The intense competition in the Smartphone market is keeping the manufacturers on their toes. For one manufacturer, however, this war to outsmart and "out-market" other players is coupled with a confounding battle for survival. Research in Motion Limited (RIM) - the maker of the famed and sophisticated BlackBerry mobile handsets - is in the midst of a crisis it is struggling to get to grips with.
The liquidity crunch makes the core of RIMs woes. The marked deterioration in the Companys cash flows in recent years is predominately due to falling handset sales, as the competitive landscape is being dominated by Apples iPhone and Android-powered Smartphones from a variety of manufacturers. Soaring operating costs and higher marketing expenditures have also contributed to the cash shortfall.
A glimpse of the Companys falling out with the investors can be seen in nearly 75 percent erosion in the RIMs stock value on Nasdaq in 12 months upto June 29, when the stock closed at $7.39.

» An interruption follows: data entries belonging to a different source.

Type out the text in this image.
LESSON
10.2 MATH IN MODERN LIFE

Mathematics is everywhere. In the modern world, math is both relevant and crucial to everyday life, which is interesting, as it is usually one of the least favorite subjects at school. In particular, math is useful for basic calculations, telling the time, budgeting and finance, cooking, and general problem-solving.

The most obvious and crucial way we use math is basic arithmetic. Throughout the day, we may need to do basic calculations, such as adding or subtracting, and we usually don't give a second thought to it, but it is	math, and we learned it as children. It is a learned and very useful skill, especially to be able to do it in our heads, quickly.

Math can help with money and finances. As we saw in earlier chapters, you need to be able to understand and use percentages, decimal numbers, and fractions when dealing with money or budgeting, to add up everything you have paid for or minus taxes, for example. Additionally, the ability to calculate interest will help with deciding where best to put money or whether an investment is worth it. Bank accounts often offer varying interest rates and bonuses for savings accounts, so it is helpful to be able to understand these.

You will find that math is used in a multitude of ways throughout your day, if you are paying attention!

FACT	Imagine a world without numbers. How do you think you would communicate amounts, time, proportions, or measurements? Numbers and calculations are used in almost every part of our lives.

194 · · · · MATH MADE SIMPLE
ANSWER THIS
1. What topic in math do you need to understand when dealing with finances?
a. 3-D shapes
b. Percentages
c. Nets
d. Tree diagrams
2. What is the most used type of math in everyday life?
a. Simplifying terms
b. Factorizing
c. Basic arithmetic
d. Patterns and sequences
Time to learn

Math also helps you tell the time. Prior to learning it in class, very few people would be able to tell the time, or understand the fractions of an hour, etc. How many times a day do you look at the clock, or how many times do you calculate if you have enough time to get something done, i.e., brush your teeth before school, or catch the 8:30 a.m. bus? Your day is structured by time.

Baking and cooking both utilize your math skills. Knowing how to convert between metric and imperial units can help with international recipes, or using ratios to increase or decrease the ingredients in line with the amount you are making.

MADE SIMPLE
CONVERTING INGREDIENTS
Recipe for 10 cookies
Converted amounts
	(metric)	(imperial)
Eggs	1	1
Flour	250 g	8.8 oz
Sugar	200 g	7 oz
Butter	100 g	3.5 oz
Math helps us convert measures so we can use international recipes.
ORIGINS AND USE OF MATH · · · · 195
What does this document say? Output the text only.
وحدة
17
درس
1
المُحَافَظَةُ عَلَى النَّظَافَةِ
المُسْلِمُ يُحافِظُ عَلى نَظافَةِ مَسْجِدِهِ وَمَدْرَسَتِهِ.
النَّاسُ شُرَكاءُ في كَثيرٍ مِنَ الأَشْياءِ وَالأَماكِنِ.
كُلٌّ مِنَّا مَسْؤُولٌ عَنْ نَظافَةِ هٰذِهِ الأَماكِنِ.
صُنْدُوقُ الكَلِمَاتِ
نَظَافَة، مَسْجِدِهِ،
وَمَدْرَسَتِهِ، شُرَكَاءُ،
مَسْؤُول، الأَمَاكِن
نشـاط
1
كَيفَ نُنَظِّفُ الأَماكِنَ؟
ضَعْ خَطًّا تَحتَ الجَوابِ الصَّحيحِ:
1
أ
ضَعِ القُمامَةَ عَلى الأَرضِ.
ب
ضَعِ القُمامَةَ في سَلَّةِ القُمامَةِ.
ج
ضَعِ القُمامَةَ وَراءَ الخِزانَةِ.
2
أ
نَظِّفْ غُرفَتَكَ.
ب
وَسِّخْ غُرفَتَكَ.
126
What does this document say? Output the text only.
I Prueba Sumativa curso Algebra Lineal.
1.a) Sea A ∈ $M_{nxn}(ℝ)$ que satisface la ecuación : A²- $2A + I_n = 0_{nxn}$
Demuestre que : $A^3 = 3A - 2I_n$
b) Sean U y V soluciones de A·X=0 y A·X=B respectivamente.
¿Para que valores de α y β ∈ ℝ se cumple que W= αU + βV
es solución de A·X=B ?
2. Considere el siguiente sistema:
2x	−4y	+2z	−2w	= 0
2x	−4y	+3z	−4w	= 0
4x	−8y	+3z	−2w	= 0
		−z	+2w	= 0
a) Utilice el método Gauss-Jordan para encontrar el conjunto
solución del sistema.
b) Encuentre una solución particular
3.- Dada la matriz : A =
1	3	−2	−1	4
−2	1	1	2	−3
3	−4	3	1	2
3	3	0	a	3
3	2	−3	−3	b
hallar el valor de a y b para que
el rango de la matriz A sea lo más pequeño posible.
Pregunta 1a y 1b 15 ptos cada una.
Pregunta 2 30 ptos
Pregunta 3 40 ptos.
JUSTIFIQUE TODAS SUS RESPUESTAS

The gloom and doom scenario exacerbated last week when the Company announced its 1QFY13 results. (RIM closes its financial year on March 2). A quarterly net loss of $518 million exceeded analysts expectations five times over, even as sales plunged by nearly a half to settle at $2.8 billion for the quarter.
RIM reported a nominal, $100 million increase in cash and cash equivalents, and short-term and long-term investments over preceding quarter. Yet this failed to calm the investors as the stock shed nearly one-fifth of its value on June 29 following the quarterly announcement a day earlier. That the new BlackBerry 10 phones won hit the markets before January 2013 (an unexpected delay) must have fuelled frustration.
Meanwhile, analysts on the Wall Street in New York and the King Street in Toronto sound somber at best and panic-stricken at worst. "The (BB10) delay may just be the final nail in the coffin. This is not just a disappointing quarter, but is a big question mark about the Company going forward," Bloomberg News quoted a Toronto-based analyst on Friday.
No solace is offered by RIMs market position, either. Companys shipments of Blackberry handsets declined by 41 percent to reach 7.8 million in 1QFY13, and its PlayBook tablets shipments nearly halved during the quarter to 260,000. "They either sell and break up the Company or die. My view is that things get so bad this year and in early 2013 that they get forced into a sale," warned another analyst.
Thorsten Heins, RIMs President and CEO, is tight-lipped on the much-awaited strategic review which was commissioned to JPMorgan Chase earlier this year: to evaluate "strategic options". These options might include selling an equity stake, licensing the BlackBerry operating system to third parties, or even an outright sale. Reportedly, firms like Microsoft and IBM are eagerly waiting for RIMs final announcement.
To reassure the shareholders and the 78 million BlackBerry subscribers, Mr. Heins - who assumed RIMs leadership position in January this year - has signaled some rethinking. Acknowledging his dissatisfaction with these results, he announced in his statement in the latest quarterly report to cut 30 percent jobs in the 16,500 strong workforces and vowed to realign resources and optimise costs.
The firm is facing mounting operational and competitive pressures, but the CEO sounds upbeat. He seems to be banking on the successful launch of BlackBerry 10 device in early 2013, and culmination of the ongoing strategic review to spell the way out. He counts the large numbers of BlackBerry subscriptions, enterprise base and unique network architecture as RIMs leverage-able strengths. But, its a bit premature to tell whether he will have time on his side!